Let me share a few more details about how I came to own this wonderful car.
Frist, a short history lesson. Its a W109 chassis, which means it has air suspension. The 300SEL was of the early W108/9 models which started the series, along with the 250S and 250SE. But its worth noting that in 1966, the price of a new 300SEL ($11,800) was more than double that of the 250S! The 300SEL is quite special in that is has the mighty M189 3 liter 6 cylinder motor. This engine is a near cousin to the M198 used in the 300SL gullwing and roadster of the 1950s. It features an aluminum block and a Bosch mechanical fuel injection. Unfortunately, its famous for very expensive replacement parts. The cost of things like distributor caps and water pumps are frequent topics of discussion.
Now, about this particular car. Sometime around 1987, it was parked in the garage of million dollar home in northern New Jersey. It remained there, unused, since. Its owners passed away in 2010, leaving the house and car behind. Last week I found an advertisement on craigslist which simply read “1967 mercedes benz 300 sel 4 door sedan dark green with beige interior” with a phone number. I called and asked a few questions… sitting about 24 years, no rust. I arranged to see the car in person.
It was as described. A time capsule. Original paint, no significant rust. The garage was clean and dry. Since it was connected to the house, it benefitted from heat and air conditioning from the rest of the house. There were still some forgotten about personal belongings on the floor of the back seat, as if the owner stepped out of the car 24 years ago and never thought about it again.

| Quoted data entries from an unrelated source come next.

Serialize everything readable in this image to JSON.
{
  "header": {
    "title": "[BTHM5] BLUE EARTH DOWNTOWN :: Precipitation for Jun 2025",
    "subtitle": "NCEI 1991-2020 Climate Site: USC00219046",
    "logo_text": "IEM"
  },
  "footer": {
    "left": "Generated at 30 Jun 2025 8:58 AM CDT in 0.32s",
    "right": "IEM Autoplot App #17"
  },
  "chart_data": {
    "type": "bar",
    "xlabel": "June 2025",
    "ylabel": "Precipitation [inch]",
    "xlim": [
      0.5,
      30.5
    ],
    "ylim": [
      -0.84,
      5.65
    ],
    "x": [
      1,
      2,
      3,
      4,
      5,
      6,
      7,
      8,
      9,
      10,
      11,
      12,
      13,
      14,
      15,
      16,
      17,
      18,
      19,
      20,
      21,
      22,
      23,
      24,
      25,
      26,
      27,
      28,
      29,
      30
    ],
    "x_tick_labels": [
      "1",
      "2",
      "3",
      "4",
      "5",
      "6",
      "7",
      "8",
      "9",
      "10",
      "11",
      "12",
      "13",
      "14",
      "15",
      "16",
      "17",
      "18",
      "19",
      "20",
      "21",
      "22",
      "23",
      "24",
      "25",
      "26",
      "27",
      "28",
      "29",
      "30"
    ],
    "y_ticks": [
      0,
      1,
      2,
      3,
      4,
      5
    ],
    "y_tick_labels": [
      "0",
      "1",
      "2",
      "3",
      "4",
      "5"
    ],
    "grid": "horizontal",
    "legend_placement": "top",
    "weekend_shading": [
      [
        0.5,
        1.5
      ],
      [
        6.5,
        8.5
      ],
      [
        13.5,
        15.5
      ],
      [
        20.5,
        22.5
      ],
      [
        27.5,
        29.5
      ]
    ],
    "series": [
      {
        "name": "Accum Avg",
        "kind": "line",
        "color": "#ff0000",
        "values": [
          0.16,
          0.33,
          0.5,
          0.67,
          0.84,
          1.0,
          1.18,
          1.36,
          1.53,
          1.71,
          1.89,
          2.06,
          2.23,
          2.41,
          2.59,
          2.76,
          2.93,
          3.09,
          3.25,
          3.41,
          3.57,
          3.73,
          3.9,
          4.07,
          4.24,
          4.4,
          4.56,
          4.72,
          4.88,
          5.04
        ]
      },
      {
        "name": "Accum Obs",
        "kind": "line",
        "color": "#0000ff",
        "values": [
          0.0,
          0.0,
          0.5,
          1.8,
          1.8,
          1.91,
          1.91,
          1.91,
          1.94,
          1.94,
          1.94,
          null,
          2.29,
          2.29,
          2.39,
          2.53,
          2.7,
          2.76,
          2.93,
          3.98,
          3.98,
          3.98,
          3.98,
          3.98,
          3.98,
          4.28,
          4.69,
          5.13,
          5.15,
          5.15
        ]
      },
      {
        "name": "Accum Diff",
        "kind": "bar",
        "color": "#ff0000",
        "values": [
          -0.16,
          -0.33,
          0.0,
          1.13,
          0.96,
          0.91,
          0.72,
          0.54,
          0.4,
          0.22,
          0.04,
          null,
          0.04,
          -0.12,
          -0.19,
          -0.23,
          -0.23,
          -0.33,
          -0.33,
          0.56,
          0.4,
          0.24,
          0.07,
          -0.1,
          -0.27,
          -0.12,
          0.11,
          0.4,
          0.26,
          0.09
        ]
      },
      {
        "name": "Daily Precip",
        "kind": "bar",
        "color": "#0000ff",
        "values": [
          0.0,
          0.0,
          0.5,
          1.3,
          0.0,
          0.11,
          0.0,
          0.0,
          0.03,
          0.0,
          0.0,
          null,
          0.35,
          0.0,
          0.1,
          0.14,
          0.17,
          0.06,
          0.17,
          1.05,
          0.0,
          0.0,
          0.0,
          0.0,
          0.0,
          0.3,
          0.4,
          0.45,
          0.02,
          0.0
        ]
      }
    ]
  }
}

Although there were no farms anywhere in the immediate area, I think its safe to say this was a true “barn find”.
While I was very impressed, the owner mentioned already having someone interested in the car for parts for more than I was willing to pay. After all, getting this car running could be a very expensive undertaking, so I wasn’t willing to pay much for it. Later on that day, I called the seller and told him that if the deal he had fell through, let me know and we’d work something out. He called the next day. He didn’t want to see the car parted out. Long story short, I agreed to buy the car for restoration, not parts and we struck a deal. I arranged to pick up the car that Saturday.
When Saturday came around, two friends and I arrived at the house with a borrowed GL 550, a U-Haul trailer, and huge number of tools, just in case. Since the car has air suspension that hasn’t seen pressure in decades, it was sitting just a few inches off the floor
We went to work with an air compressor. First, on the tires. Then, on the valve on the side of the air suspension tank in the front left fender. After a few minutes, the car started to rise! We put the transmission in neutral (using the lever on the trans itself, the linkage bushing were gone), and pushed it out into the sunlight.
A bit more pushing, and we managed to get it up on the trailer.
We brought the car to a temporary location I can keep it until I’m ready to start working on it at home. All and all, it was a very satisfying day, and a great succes. Although we were prepared for the worst case scenario, the only tool we needed was an air compressor to rescue this car!